Der Magister reißt dich grob an der Schulter zurück. „Zahori, ja?“

Larissia schlägt die Augen auf.

Von der Glocke alarmiert stürmt ein mit Säbel bewaffneter Turbanträger herein, hinter ihm folgt, mit gesenktem Haupt eine verschleierte Dienerin.

Es herrscht ein überraschter Moment allgemeiner Orientierungslosigkeit. Dunchabans Blick gleitet von dir zu der sich mühsam aufsetzenden Larissia und zurück. Seine Wangen sind gerötet, seine Augen schmale Schlitze. Dann hebt er anklagend den Arm: „Ergreift ihn!“
Du blickst dich reflexartig in Richtung Fenster um, vor deinem inneren Auge die wildesten Fluchtszenarien- diese unterbricht jedoch Larissia, die unerwartet kräftig ausruft: „Haltet ihn da raus, er hat doch gar nichts mit der Sache zu tun!“ Diese auf Tulamidya gesprochenen Worte lassen Dunchaban herum fahren: „Und doch bedeutet er Euch etwas?“ Erneut mustert er dich.
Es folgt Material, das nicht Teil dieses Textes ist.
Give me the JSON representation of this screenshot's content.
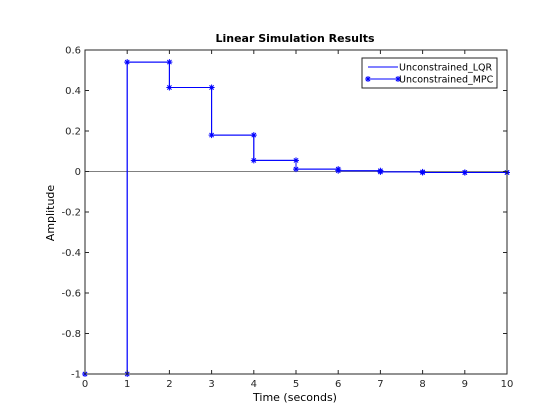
{
  "chart_data": {
    "type": "line",
    "title": "Linear Simulation Results",
    "xlabel": "Time (seconds)",
    "ylabel": "Amplitude",
    "xlim": [
      0,
      10
    ],
    "ylim": [
      -1,
      0.6
    ],
    "xticks": [
      0,
      1,
      2,
      3,
      4,
      5,
      6,
      7,
      8,
      9,
      10
    ],
    "yticks": [
      -1,
      -0.8,
      -0.6,
      -0.4,
      -0.2,
      0,
      0.2,
      0.4,
      0.6
    ],
    "ytick_labels": [
      "-1",
      "-0.8",
      "-0.6",
      "-0.4",
      "-0.2",
      "0",
      "0.2",
      "0.4",
      "0.6"
    ],
    "grid": false,
    "zero_line": true,
    "legend_position": "top-right",
    "series": [
      {
        "name": "Unconstrained_LQR",
        "style": "step",
        "marker": "none",
        "color": "#0000ff",
        "x": [
          0,
          1,
          2,
          3,
          4,
          5,
          6,
          7,
          8,
          9,
          10
        ],
        "y": [
          -1,
          0.54,
          0.415,
          0.18,
          0.055,
          0.012,
          0.004,
          -0.002,
          -0.005,
          -0.005,
          -0.005
        ]
      },
      {
        "name": "Unconstrained_MPC",
        "style": "step",
        "marker": "asterisk",
        "color": "#0000ff",
        "x": [
          0,
          1,
          2,
          3,
          4,
          5,
          6,
          7,
          8,
          9,
          10
        ],
        "y": [
          -1,
          0.54,
          0.415,
          0.18,
          0.055,
          0.012,
          0.004,
          -0.002,
          -0.005,
          -0.005,
          -0.005
        ]
      }
    ]
  }
}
Abscheu liegt in seinem Blick, aber auch eine gewisse Faszination. Er macht dem Diener (der übrigens weniger aussieht wie eine Elite-Wache, als eher wie der Mann für Alles, der sich auf die Schnelle irgendwo einen Säbel von der Wand geschnappt hat) eine Geste abzuwarten und nähert sich dir mit bedrohlicher Langsamkeit. „Vielleicht sollten wir unserem Besucher doch noch einmal die Gelegenheit einräumen, sich zu erklären. Wer bist du, und was willst du hier?“

Veröffentlicht von Mirya

Ein lebensfrohes kleines Bündel, das üblicherweise nicht auf den Mund gefallen ist, gute Gesellschaft ebenso wie gutes Essen genießen kann, und die sich wünscht es ginge immer allen überall gut.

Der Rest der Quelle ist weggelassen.